Restrictions américaines: quand le MAEC joue les porte-voix de Washington au lieu de défendre les Haïtiens

Restrictions américaines: quand le MAEC joue les porte-voix de Washington au lieu de défendre les Haïtiens

Face à la décision du gouvernement américain de restreindre l’entrée des ressortissants de douze pays, dont Haïti, à compter du 9 juin, la réaction du Ministère des Affaires Étrangères et des Cultes (MAEC) haïtien étonne par sa prudence, voire sa docilité. Dans un communiqué publié le 5 juin, la Chancellerie haïtienne se contente de « prendre acte » de la décision et d’en rappeler les grandes lignes, sans poser la moindre critique sur son impact réel pour les milliers d’Haïtiens concernés.

Ce décret américain exclut l’entrée de nombreux ressortissants, à l’exception des résidents permanents légaux, détenteurs de visas délivrés avant le 9 juin, diplomates et cas humanitaires spécifiques, notamment les enfants en cours d’adoption. À aucun moment, le MAEC n’exprime de désaccord, ne formule de demande d’exception supplémentaire, ni ne tente de porter la voix des familles haïtiennes. Il adopte au contraire un ton technocratique et factuel, renvoyant à la souveraineté américaine et à la situation sécuritaire en Haïti.

Pire encore, le ministère reprend à son compte les arguments sécuritaires souvent utilisés par les autorités américaines, évoquant la menace des gangs armés qualifiés de « groupes terroristes » pour justifier en filigrane les mesures prises. À ce niveau, la diplomatie haïtienne ne se contente plus de rester silencieuse : elle semble même valider, sinon légitimer, une politique qui risque d’enfoncer davantage la diaspora dans la précarité et le désespoir.

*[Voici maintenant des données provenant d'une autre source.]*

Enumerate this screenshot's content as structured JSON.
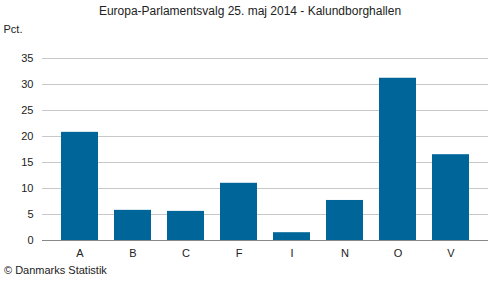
{
  "chart_data": {
    "type": "bar",
    "title": "Europa-Parlamentsvalg 25. maj 2014 - Kalundborghallen",
    "y_label": "Pct.",
    "caption": "© Danmarks Statistik",
    "categories": [
      "A",
      "B",
      "C",
      "F",
      "I",
      "N",
      "O",
      "V"
    ],
    "values": [
      20.8,
      5.8,
      5.6,
      11.0,
      1.5,
      7.7,
      31.2,
      16.5
    ],
    "color": "#00669a",
    "ylim": [
      0,
      35
    ],
    "yticks": [
      0,
      5,
      10,
      15,
      20,
      25,
      30,
      35
    ],
    "grid": true
  }
}
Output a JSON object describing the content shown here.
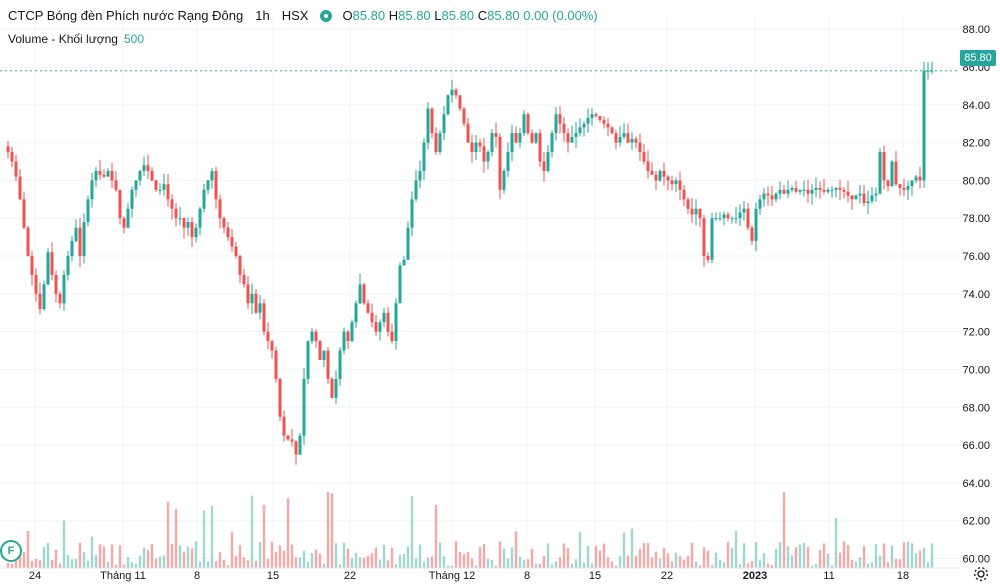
{
  "legend": {
    "symbol_name": "CTCP Bóng đèn Phích nước Rạng Đông",
    "interval": "1h",
    "exchange": "HSX",
    "open_label": "O",
    "open": "85.80",
    "high_label": "H",
    "high": "85.80",
    "low_label": "L",
    "low": "85.80",
    "close_label": "C",
    "close": "85.80",
    "change": "0.00 (0.00%)",
    "volume_label": "Volume - Khối lượng",
    "volume_value": "500"
  },
  "last_price_badge": "85.80",
  "colors": {
    "up": "#26a69a",
    "down": "#ef5350",
    "up_vol": "#9fd6cf",
    "down_vol": "#f5a9a6",
    "grid": "#f0f3fa",
    "axis_text": "#131722"
  },
  "flag_letter": "F",
  "chart_data": {
    "type": "candlestick",
    "y_axis_ticks": [
      "88.00",
      "86.00",
      "84.00",
      "82.00",
      "80.00",
      "78.00",
      "76.00",
      "74.00",
      "72.00",
      "70.00",
      "68.00",
      "66.00",
      "64.00",
      "62.00",
      "60.00"
    ],
    "ylim": [
      59.5,
      88.8
    ],
    "x_axis_ticks": [
      "24",
      "Tháng 11",
      "8",
      "15",
      "22",
      "Tháng 12",
      "8",
      "15",
      "22",
      "2023",
      "11",
      "18"
    ],
    "last_price": 85.8,
    "candles_close_path": [
      [
        0,
        81.8
      ],
      [
        4,
        81.5
      ],
      [
        8,
        81.0
      ],
      [
        12,
        80.2
      ],
      [
        16,
        79.0
      ],
      [
        20,
        77.5
      ],
      [
        24,
        76.0
      ],
      [
        28,
        75.0
      ],
      [
        32,
        74.0
      ],
      [
        36,
        73.2
      ],
      [
        40,
        74.5
      ],
      [
        44,
        76.2
      ],
      [
        48,
        75.0
      ],
      [
        52,
        74.0
      ],
      [
        56,
        73.5
      ],
      [
        60,
        75.0
      ],
      [
        64,
        76.0
      ],
      [
        68,
        76.8
      ],
      [
        72,
        77.5
      ],
      [
        76,
        76.0
      ],
      [
        80,
        77.8
      ],
      [
        84,
        79.0
      ],
      [
        88,
        80.0
      ],
      [
        92,
        80.5
      ],
      [
        96,
        80.3
      ],
      [
        100,
        80.2
      ],
      [
        104,
        80.5
      ],
      [
        108,
        80.0
      ],
      [
        112,
        79.5
      ],
      [
        116,
        78.0
      ],
      [
        120,
        77.5
      ],
      [
        124,
        78.5
      ],
      [
        128,
        79.5
      ],
      [
        132,
        80.0
      ],
      [
        136,
        80.5
      ],
      [
        140,
        80.8
      ],
      [
        144,
        80.5
      ],
      [
        148,
        80.0
      ],
      [
        152,
        79.5
      ],
      [
        156,
        79.5
      ],
      [
        160,
        79.8
      ],
      [
        164,
        79.0
      ],
      [
        168,
        78.5
      ],
      [
        172,
        78.0
      ],
      [
        176,
        78.0
      ],
      [
        180,
        77.5
      ],
      [
        184,
        77.8
      ],
      [
        188,
        77.0
      ],
      [
        192,
        77.5
      ],
      [
        196,
        78.5
      ],
      [
        200,
        79.5
      ],
      [
        204,
        80.0
      ],
      [
        208,
        80.5
      ],
      [
        212,
        79.0
      ],
      [
        216,
        78.0
      ],
      [
        220,
        77.5
      ],
      [
        224,
        77.0
      ],
      [
        228,
        76.5
      ],
      [
        232,
        76.0
      ],
      [
        236,
        75.0
      ],
      [
        240,
        74.5
      ],
      [
        244,
        73.5
      ],
      [
        248,
        74.0
      ],
      [
        252,
        73.0
      ],
      [
        256,
        73.5
      ],
      [
        260,
        72.0
      ],
      [
        264,
        71.5
      ],
      [
        268,
        71.0
      ],
      [
        272,
        69.5
      ],
      [
        276,
        67.5
      ],
      [
        280,
        66.5
      ],
      [
        284,
        66.3
      ],
      [
        288,
        66.2
      ],
      [
        292,
        65.5
      ],
      [
        296,
        66.5
      ],
      [
        300,
        69.5
      ],
      [
        304,
        71.5
      ],
      [
        308,
        72.0
      ],
      [
        312,
        71.5
      ],
      [
        316,
        70.5
      ],
      [
        320,
        71.0
      ],
      [
        324,
        69.5
      ],
      [
        328,
        68.5
      ],
      [
        332,
        69.5
      ],
      [
        336,
        71.0
      ],
      [
        340,
        72.0
      ],
      [
        344,
        71.5
      ],
      [
        348,
        72.5
      ],
      [
        352,
        73.5
      ],
      [
        356,
        74.5
      ],
      [
        360,
        73.5
      ],
      [
        364,
        73.0
      ],
      [
        368,
        72.5
      ],
      [
        372,
        72.0
      ],
      [
        376,
        72.5
      ],
      [
        380,
        73.0
      ],
      [
        384,
        72.0
      ],
      [
        388,
        71.5
      ],
      [
        392,
        73.5
      ],
      [
        396,
        75.5
      ],
      [
        400,
        75.8
      ],
      [
        404,
        77.5
      ],
      [
        408,
        79.0
      ],
      [
        412,
        80.0
      ],
      [
        416,
        80.5
      ],
      [
        420,
        82.0
      ],
      [
        424,
        83.8
      ],
      [
        428,
        82.5
      ],
      [
        432,
        81.5
      ],
      [
        436,
        82.5
      ],
      [
        440,
        83.5
      ],
      [
        444,
        84.5
      ],
      [
        448,
        84.8
      ],
      [
        452,
        84.5
      ],
      [
        456,
        83.8
      ],
      [
        460,
        83.0
      ],
      [
        464,
        82.0
      ],
      [
        468,
        81.5
      ],
      [
        472,
        82.0
      ],
      [
        476,
        81.8
      ],
      [
        480,
        81.0
      ],
      [
        484,
        81.5
      ],
      [
        488,
        82.5
      ],
      [
        492,
        82.3
      ],
      [
        496,
        79.5
      ],
      [
        500,
        80.5
      ],
      [
        504,
        81.5
      ],
      [
        508,
        82.5
      ],
      [
        512,
        82.0
      ],
      [
        516,
        82.5
      ],
      [
        520,
        83.5
      ],
      [
        524,
        82.5
      ],
      [
        528,
        82.0
      ],
      [
        532,
        82.5
      ],
      [
        536,
        81.0
      ],
      [
        540,
        80.5
      ],
      [
        544,
        81.5
      ],
      [
        548,
        82.5
      ],
      [
        552,
        83.5
      ],
      [
        556,
        83.0
      ],
      [
        560,
        82.5
      ],
      [
        564,
        82.0
      ],
      [
        568,
        82.3
      ],
      [
        572,
        82.5
      ],
      [
        576,
        82.8
      ],
      [
        580,
        83.0
      ],
      [
        584,
        83.3
      ],
      [
        588,
        83.5
      ],
      [
        592,
        83.4
      ],
      [
        596,
        83.2
      ],
      [
        600,
        83.0
      ],
      [
        604,
        82.8
      ],
      [
        608,
        82.5
      ],
      [
        612,
        82.0
      ],
      [
        616,
        82.3
      ],
      [
        620,
        82.5
      ],
      [
        624,
        82.0
      ],
      [
        628,
        82.2
      ],
      [
        632,
        82.0
      ],
      [
        636,
        81.5
      ],
      [
        640,
        81.0
      ],
      [
        644,
        80.5
      ],
      [
        648,
        80.3
      ],
      [
        652,
        80.0
      ],
      [
        656,
        80.5
      ],
      [
        660,
        80.2
      ],
      [
        664,
        80.0
      ],
      [
        668,
        79.8
      ],
      [
        672,
        80.0
      ],
      [
        676,
        79.5
      ],
      [
        680,
        79.0
      ],
      [
        684,
        78.5
      ],
      [
        688,
        78.2
      ],
      [
        692,
        78.5
      ],
      [
        696,
        78.0
      ],
      [
        700,
        76.0
      ],
      [
        704,
        75.8
      ],
      [
        708,
        78.0
      ],
      [
        712,
        78.0
      ],
      [
        716,
        78.0
      ],
      [
        720,
        78.2
      ],
      [
        724,
        78.0
      ],
      [
        728,
        78.0
      ],
      [
        732,
        78.0
      ],
      [
        736,
        78.3
      ],
      [
        740,
        78.5
      ],
      [
        744,
        77.5
      ],
      [
        748,
        76.8
      ],
      [
        752,
        78.5
      ],
      [
        756,
        79.0
      ],
      [
        760,
        79.3
      ],
      [
        764,
        79.2
      ],
      [
        768,
        79.0
      ],
      [
        772,
        79.3
      ],
      [
        776,
        79.5
      ],
      [
        780,
        79.3
      ],
      [
        784,
        79.5
      ],
      [
        788,
        79.6
      ],
      [
        792,
        79.4
      ],
      [
        796,
        79.5
      ],
      [
        800,
        79.5
      ],
      [
        804,
        79.3
      ],
      [
        808,
        79.5
      ],
      [
        812,
        79.6
      ],
      [
        816,
        79.5
      ],
      [
        820,
        79.4
      ],
      [
        824,
        79.5
      ],
      [
        828,
        79.5
      ],
      [
        832,
        79.6
      ],
      [
        836,
        79.5
      ],
      [
        840,
        79.4
      ],
      [
        844,
        79.2
      ],
      [
        848,
        79.0
      ],
      [
        852,
        79.2
      ],
      [
        856,
        79.3
      ],
      [
        860,
        78.8
      ],
      [
        864,
        78.9
      ],
      [
        868,
        79.2
      ],
      [
        872,
        79.3
      ],
      [
        876,
        81.5
      ],
      [
        880,
        80.0
      ],
      [
        884,
        79.7
      ],
      [
        888,
        81.0
      ],
      [
        892,
        79.8
      ],
      [
        896,
        79.6
      ],
      [
        900,
        79.5
      ],
      [
        904,
        79.7
      ],
      [
        908,
        80.0
      ],
      [
        912,
        80.2
      ],
      [
        916,
        80.0
      ],
      [
        920,
        85.8
      ],
      [
        924,
        85.8
      ],
      [
        928,
        85.8
      ]
    ],
    "volume_ylim": [
      0,
      6.3
    ]
  }
}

À titre de comparaison, le Tchad, également visé par cette mesure, a rapidement dénoncé ce qu’il considère comme une décision « injuste » et « inacceptable ». N’hésitant pas à convoquer l’ambassadeur des États-Unis pour demander des explications, le pays africain affirme clairement qu’il ne restera pas silencieux face à ce qu’il perçoit comme une humiliation diplomatique.

En Haïti, aucune initiative de ce type. Aucun sursaut. Aucune mise en garde. Alors que la migration haïtienne est avant tout la conséquence d’une instabilité prolongée et de l’effondrement des institutions, l’État se montre incapable ou peu désireux de réclamer des traitements plus humains, ou même simplement plus justes, pour ses citoyens.

Dans une époque où les grandes puissances resserrent leurs frontières et multiplient les dispositifs d’exclusion, la voix des pays comme Haïti ne peut se réduire à celle d’un simple relais diplomatique. Le rôle d’un ministère des Affaires étrangères est aussi d’assumer un devoir de fermeté, de parler au nom de la nation, et de se battre pour le respect de la dignité de ses ressortissants, où qu’ils se trouvent.

Le MAEC a choisi la prudence. Certains y verront du réalisme. D’autres, un abandon.